Objetivo: Analisar o estado de funcionalidade de idosos residentes em unidades de longa permanência. Métodos: Estudo descritivo-exploratório desenvolvido em duas instituições de longa permanência para idosos (ILPI) no município de Fortaleza-CE, no período de novembro de 2012 a julho de 2013. Os instrumentos utilizados foram: 1) formulário sociodemográfico, 2) Medida de Independência Funcional (MIF) e 3) Classificação Internacional de Funcionalidade (CIF). Os dados foram analisados de maneira descritiva a partir do cálculo de frequência, média e desvio padrão. Resultados: Houve predomínio do sexo masculino (n=47; 59,49%), com média de idade de 74,58 (± 8,89) anos, 68,35% (n=54) foram ou são casados e 49,37% (n=39) são analfabetos.
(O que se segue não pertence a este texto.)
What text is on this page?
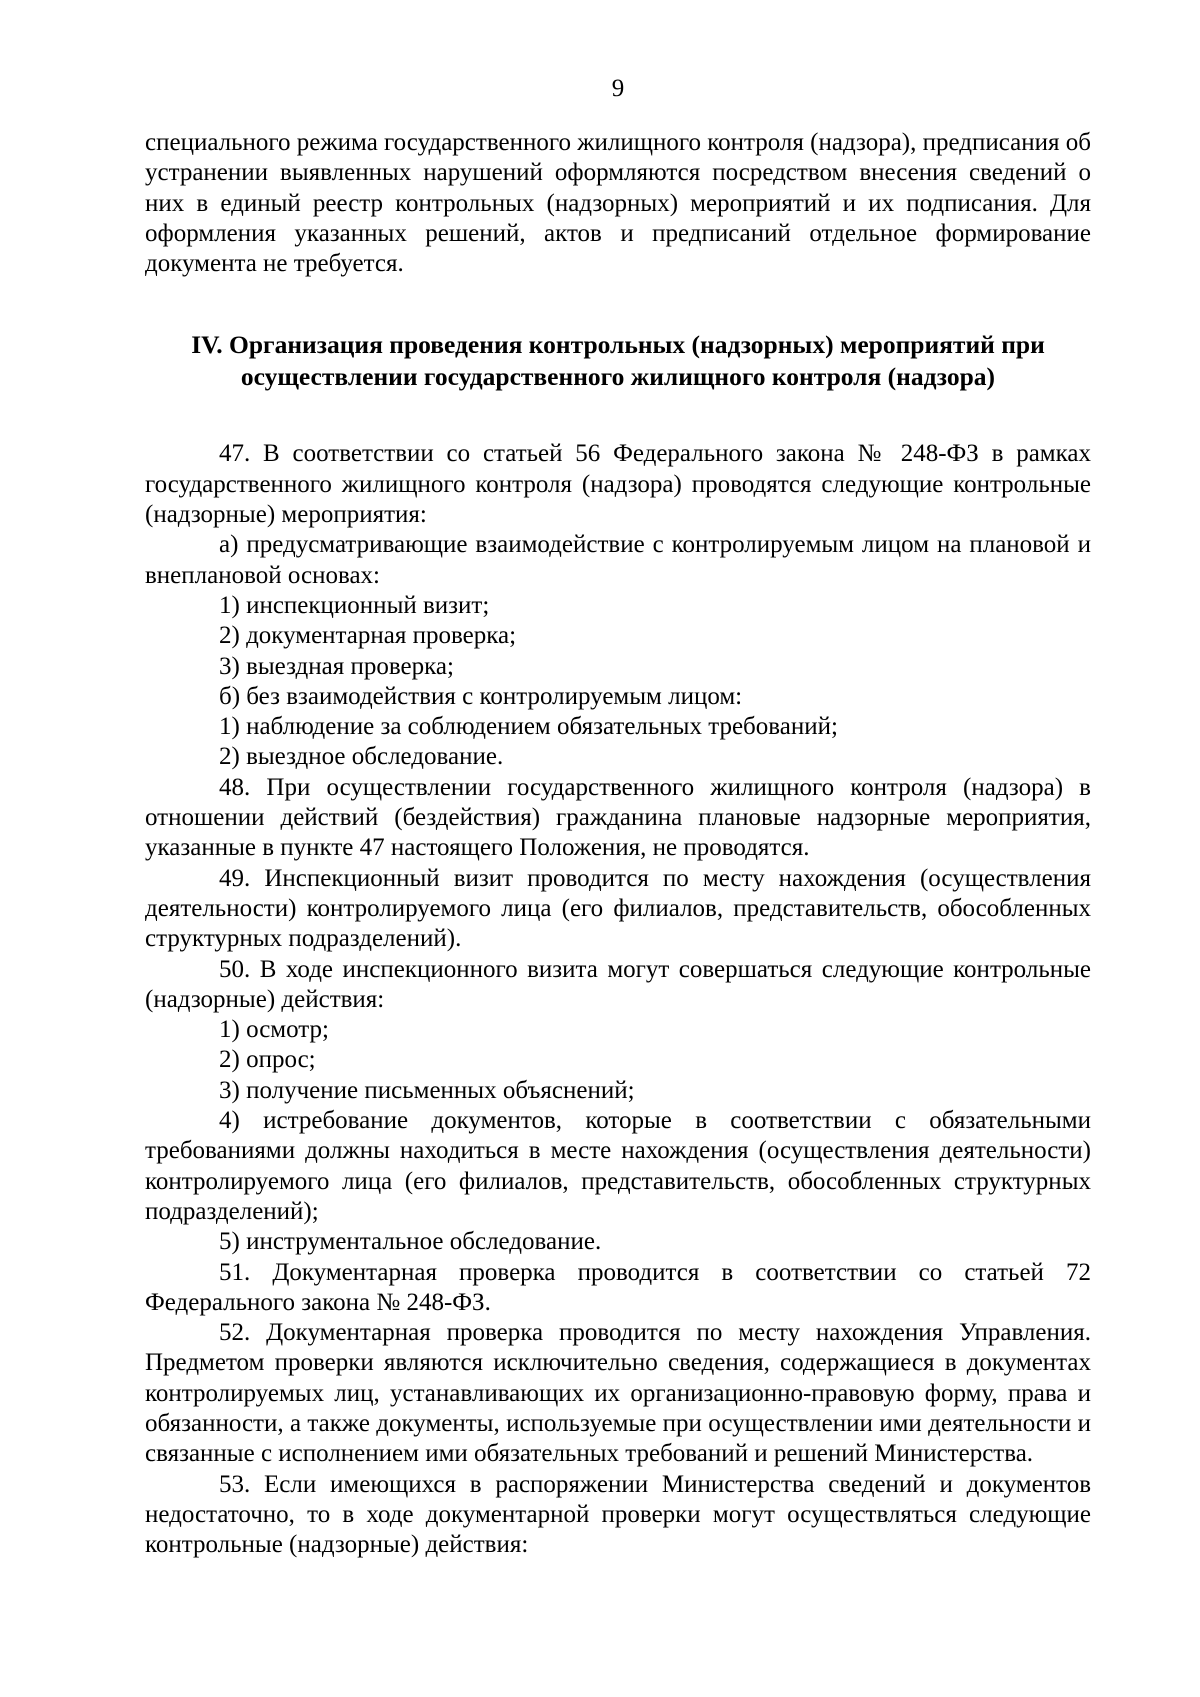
9

специального режима государственного жилищного контроля (надзора), предписания об устранении выявленных нарушений оформляются посредством внесения сведений о них в единый реестр контрольных (надзорных) мероприятий и их подписания. Для оформления указанных решений, актов и предписаний отдельное формирование документа не требуется.

IV. Организация проведения контрольных (надзорных) мероприятий при
осуществлении государственного жилищного контроля (надзора)

47. В соответствии со статьей 56 Федерального закона № 248-ФЗ в рамках государственного жилищного контроля (надзора) проводятся следующие контрольные (надзорные) мероприятия:

а) предусматривающие взаимодействие с контролируемым лицом на плановой и внеплановой основах:

1) инспекционный визит;

2) документарная проверка;

3) выездная проверка;

б) без взаимодействия с контролируемым лицом:

1) наблюдение за соблюдением обязательных требований;

2) выездное обследование.

48. При осуществлении государственного жилищного контроля (надзора) в отношении действий (бездействия) гражданина плановые надзорные мероприятия, указанные в пункте 47 настоящего Положения, не проводятся.

49. Инспекционный визит проводится по месту нахождения (осуществления деятельности) контролируемого лица (его филиалов, представительств, обособленных структурных подразделений).

50. В ходе инспекционного визита могут совершаться следующие контрольные (надзорные) действия:

1) осмотр;

2) опрос;

3) получение письменных объяснений;

4) истребование документов, которые в соответствии с обязательными требованиями должны находиться в месте нахождения (осуществления деятельности) контролируемого лица (его филиалов, представительств, обособленных структурных подразделений);

5) инструментальное обследование.

51. Документарная проверка проводится в соответствии со статьей 72 Федерального закона № 248-ФЗ.

52. Документарная проверка проводится по месту нахождения Управления. Предметом проверки являются исключительно сведения, содержащиеся в документах контролируемых лиц, устанавливающих их организационно-правовую форму, права и обязанности, а также документы, используемые при осуществлении ими деятельности и связанные с исполнением ими обязательных требований и решений Министерства.

53. Если имеющихся в распоряжении Министерства сведений и документов недостаточно, то в ходе документарной проверки могут осуществляться следующие контрольные (надзорные) действия:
Com relação à MIF, observou-se que os idosos realizam as atividades de modo completo ou modificado, e 18,99% (n=15) possuem dificuldade para subir escadas. Na ligação da MIF com a CIF, viu-se, quanto ao autocuidado, que 96,20% (n=76) não apresentam dificuldades para executar tarefas, 92,40% (n=73) locomovem-se sem dificuldades e 98,73% (n=78) têm cognição preservada. Quanto à capacidade de manter e controlar interações sociais, todos apresentam esse domínio preservado. Conclusão: Os idosos pesquisados apresentaram bom estado cognitivo, sendo possível constatar pouca dependência nas atividades relacionadas a cuidados pessoais, mobilidade e comunicação. O uso da CIF permite visualizar o cenário de funcionalidade dos idosos, o que pode facilitar estratégias de promoção de saúde mais efetivas para essa população.

Palavras-chave


Idoso; Saúde do Idoso Institucionalizado; Fisioterapia.